Deputy Tran Van Tu , also from Dong Nai, said that only one out of 700,000 suggestions made in his locality agreed with the proposed change.
It was from someone who wanted to use the first name. Others agreed, saying the current name had become familiar to international friends and peoples for 37 years.
Chu Son Ha of Ha Noi was one of the few deputies who agreed to a change, saying that the former name should be taken as it attached to the first republic regime.
|Deputy Huynh The Ky.— VNA/VNS Photo
Most the deputies also agreed with Article 4 of the draft amendments, which highlights the leadership of the Communist Party of Viet Nam to the State.
Deputies Nguyen Doan Khanh from northern Phu Tho Province, Ya Duck from the Central Highlands province of Lam Dong and Huynh The Ky from central Ninh Thuan Province shared the argument that the Party had played a big role in the nation's major milestones, including the August 1945 Revolution and recent achievements.
Deputy Truong Thi Hue from northern Thai Nguyen Province added that there should be regulations in the Constitution stipulating that the Party must be held responsible before the law and supervision of the people for any decisions it takes.
Article 54, offering three options on economic sectors, attracted different views from the deputies.
Under the draft document, all three options state that Viet Nam's economy is a socialist-oriented market economy with different forms of ownership and economic sectors.
In option 1, it says that the State economy holds a key role; the collective economy is ceaselessly consolidated and developed; the private economy is one of the driving forces of the whole economy, and foreign-invested economy is encouraged to develop.
In option 2, only the State economy is mentioned as having a primary role.
In option 3, all economic sectors are important constituents to the national economy.
They co-operate, are equal to each other and compete under the law.

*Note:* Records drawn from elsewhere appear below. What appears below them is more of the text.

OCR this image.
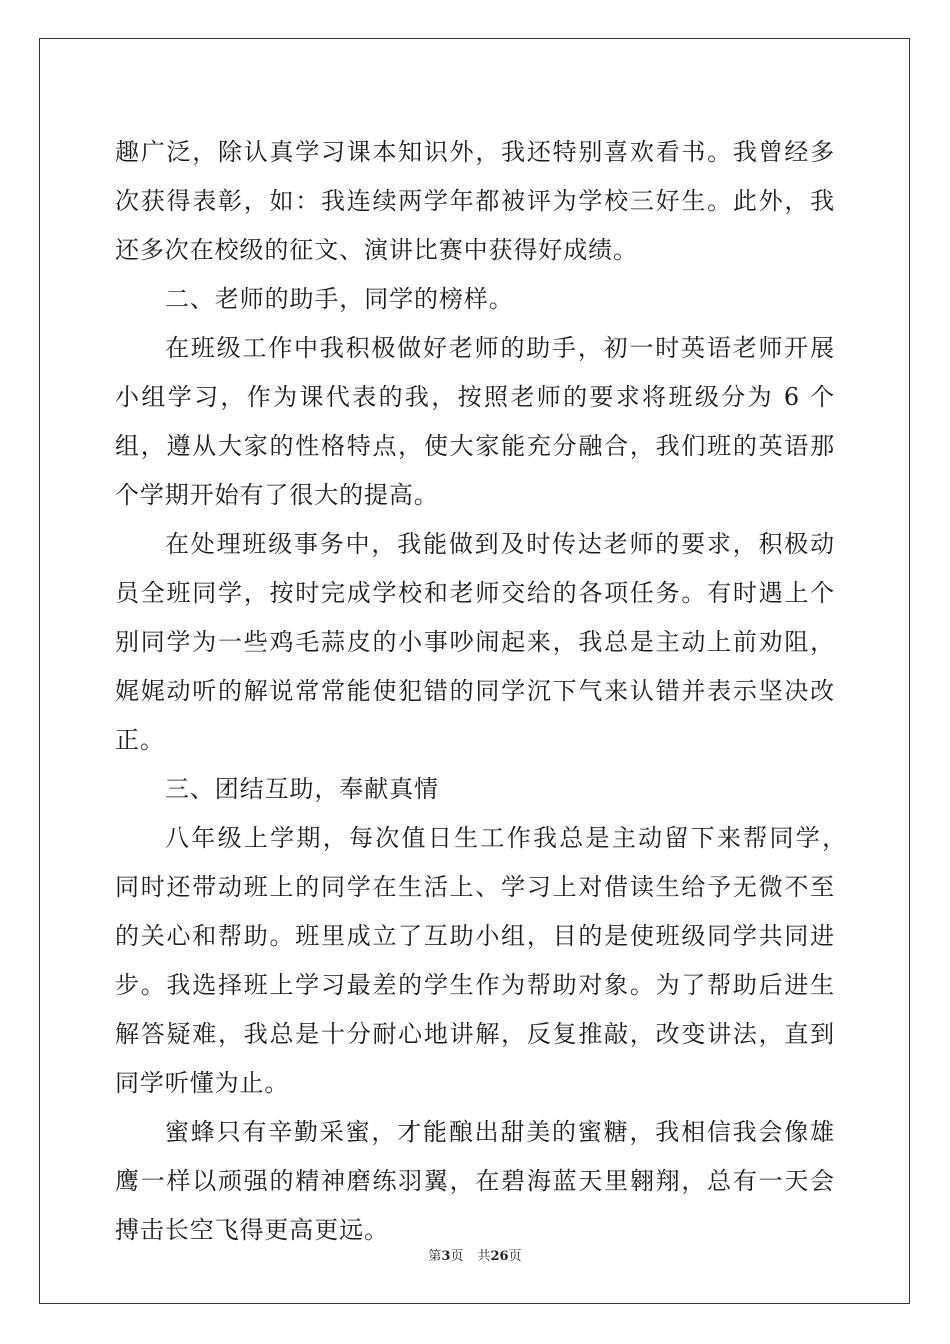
趣广泛，除认真学习课本知识外，我还特别喜欢看书。我曾经多次获得表彰，如：我连续两学年都被评为学校三好生。此外，我还多次在校级的征文、演讲比赛中获得好成绩。

二、老师的助手，同学的榜样。

在班级工作中我积极做好老师的助手，初一时英语老师开展小组学习，作为课代表的我，按照老师的要求将班级分为 6 个组，遵从大家的性格特点，使大家能充分融合，我们班的英语那个学期开始有了很大的提高。

在处理班级事务中，我能做到及时传达老师的要求，积极动员全班同学，按时完成学校和老师交给的各项任务。有时遇上个别同学为一些鸡毛蒜皮的小事吵闹起来，我总是主动上前劝阻，娓娓动听的解说常常能使犯错的同学沉下气来认错并表示坚决改正。

三、团结互助，奉献真情

八年级上学期，每次值日生工作我总是主动留下来帮同学，　同时还带动班上的同学在生活上、学习上对借读生给予无微不至的关心和帮助。班里成立了互助小组，目的是使班级同学共同进步。我选择班上学习最差的学生作为帮助对象。为了帮助后进生解答疑难，我总是十分耐心地讲解，反复推敲，改变讲法，直到同学听懂为止。

蜜蜂只有辛勤采蜜，才能酿出甜美的蜜糖，我相信我会像雄鹰一样以顽强的精神磨练羽翼，在碧海蓝天里翱翔，总有一天会搏击长空飞得更高更远。

第3页 共26页
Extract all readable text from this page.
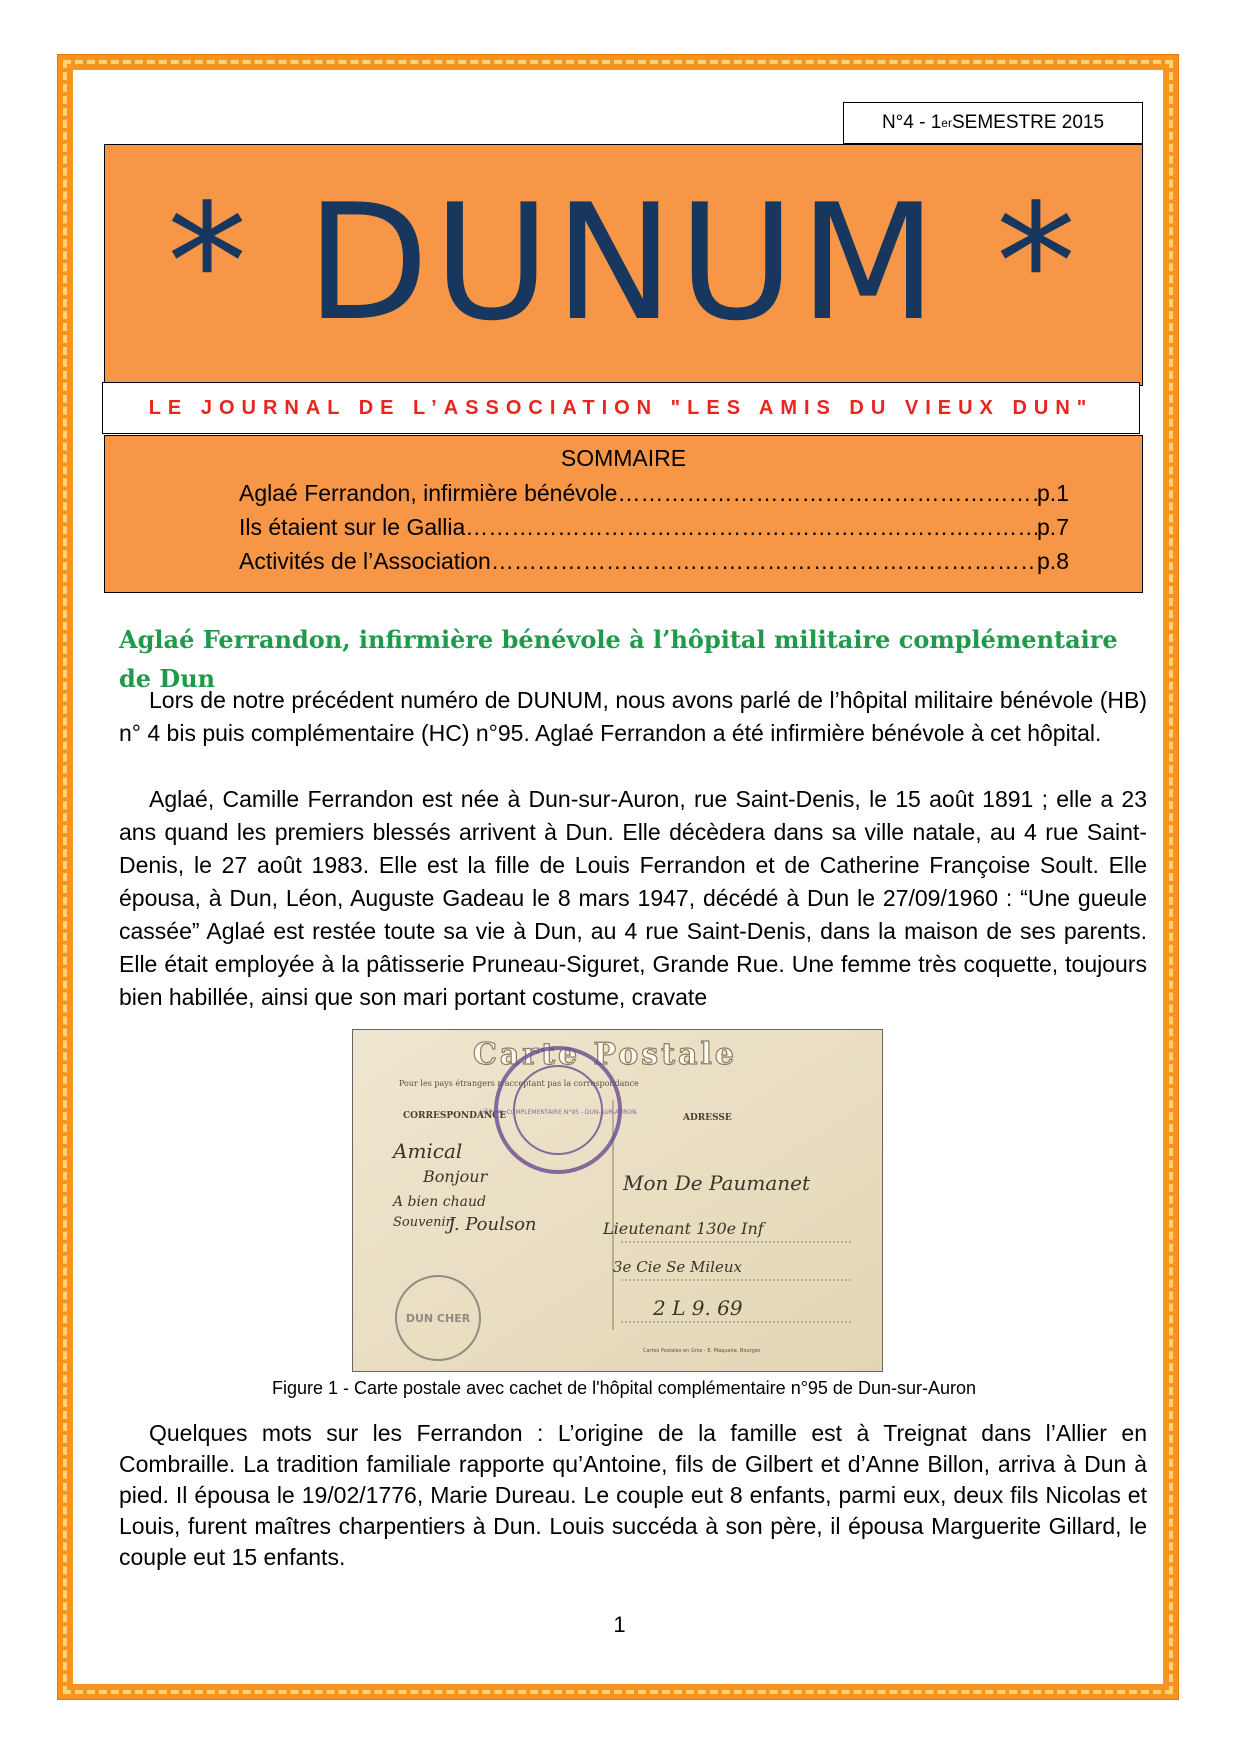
N°4 - 1 er SEMESTRE 2015
* DUNUM *
LE JOURNAL DE L’ASSOCIATION "LES AMIS DU VIEUX DUN"
SOMMAIRE
Aglaé Ferrandon, infirmière bénévole ………………………………………………………………………………………………………………	p.1
Ils étaient sur le Gallia ………………………………………………………………………………………………………………	p.7
Activités de l’Association ………………………………………………………………………………………………………………	p.8
Aglaé Ferrandon, infirmière bénévole à l’hôpital militaire complémentaire de Dun

Lors de notre précédent numéro de DUNUM, nous avons parlé de l’hôpital militaire bénévole (HB) n° 4 bis puis complémentaire (HC) n°95. Aglaé Ferrandon a été infirmière bénévole à cet hôpital.

Aglaé, Camille Ferrandon est née à Dun-sur-Auron, rue Saint-Denis, le 15 août 1891 ; elle a 23 ans quand les premiers blessés arrivent à Dun. Elle décèdera dans sa ville natale, au 4 rue Saint-Denis, le 27 août 1983. Elle est la fille de Louis Ferrandon et de Catherine Françoise Soult. Elle épousa, à Dun, Léon, Auguste Gadeau le 8 mars 1947, décédé à Dun le 27/09/1960 : “Une gueule cassée” Aglaé est restée toute sa vie à Dun, au 4 rue Saint-Denis, dans la maison de ses parents. Elle était employée à la pâtisserie Pruneau-Siguret, Grande Rue. Une femme très coquette, toujours bien habillée, ainsi que son mari portant costume, cravate

Carte Postale
Pour les pays étrangers n'acceptant pas la correspondance
CORRESPONDANCE	ADRESSE
HÔPITAL COMPLÉMENTAIRE N°95 - DUN-SUR-AURON
Amical
Bonjour
A bien chaud
Souvenir
J. Poulson
Mon De Paumanet
Lieutenant 130e Inf
3e Cie Se Mileux
2 L 9. 69
DUN CHER
Cartes Postales en Gros - E. Maquaire, Bourges
Figure 1 - Carte postale avec cachet de l'hôpital complémentaire n°95 de Dun-sur-Auron

Quelques mots sur les Ferrandon : L’origine de la famille est à Treignat dans l’Allier en Combraille. La tradition familiale rapporte qu’Antoine, fils de Gilbert et d’Anne Billon, arriva à Dun à pied. Il épousa le 19/02/1776, Marie Dureau. Le couple eut 8 enfants, parmi eux, deux fils Nicolas et Louis, furent maîtres charpentiers à Dun. Louis succéda à son père, il épousa Marguerite Gillard, le couple eut 15 enfants.

1
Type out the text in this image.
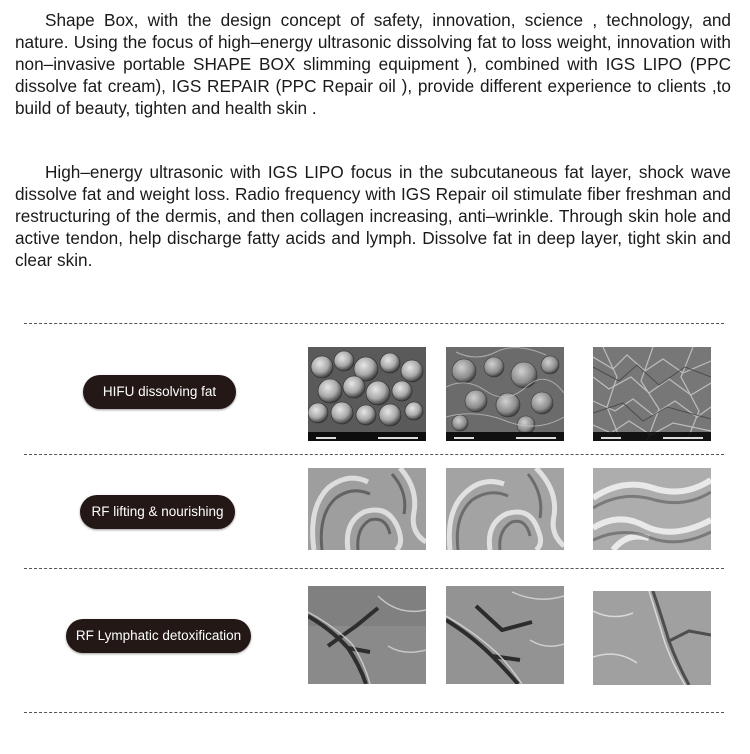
Shape Box, with the design concept of safety, innovation, science , technology, and nature. Using the focus of high–energy ultrasonic dissolving fat to loss weight, innovation with non–invasive portable SHAPE BOX slimming equipment ), combined with IGS LIPO (PPC dissolve fat cream), IGS REPAIR (PPC Repair oil ), provide different experience to clients ,to build of beauty, tighten and health skin .

High–energy ultrasonic with IGS LIPO focus in the subcutaneous fat layer, shock wave dissolve fat and weight loss. Radio frequency with IGS Repair oil stimulate fiber freshman and restructuring of the dermis, and then collagen increasing, anti–wrinkle. Through skin hole and active tendon, help discharge fatty acids and lymph. Dissolve fat in deep layer, tight skin and clear skin.

HIFU dissolving fat
RF lifting & nourishing
RF Lymphatic detoxification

Legalised properties of the organisations and individuals used for investment, production and business are protected by the law, and they are not nationalised.
While divided on choosing the best option, some deputies opted for the third one. According to Deputy Le Van Tan of northern Ha Nam Province, option 3 ensured all economic sectors were at the same level, resulting in no discrimination against any sector and ensuring the generalisation of the constitution.
He also said that the nation's most important natural resources, for example, oil and gas or power transmission, should be managed by the State. State enterprises can be involved in businesses that the private ones decline to do when encouraged by the State.
Deputy Bui Sy Loi from central Thanh Hoa Province also supported option 3.
The deputies also discussed many other matters of public concern in the amendments, including land ownership rights.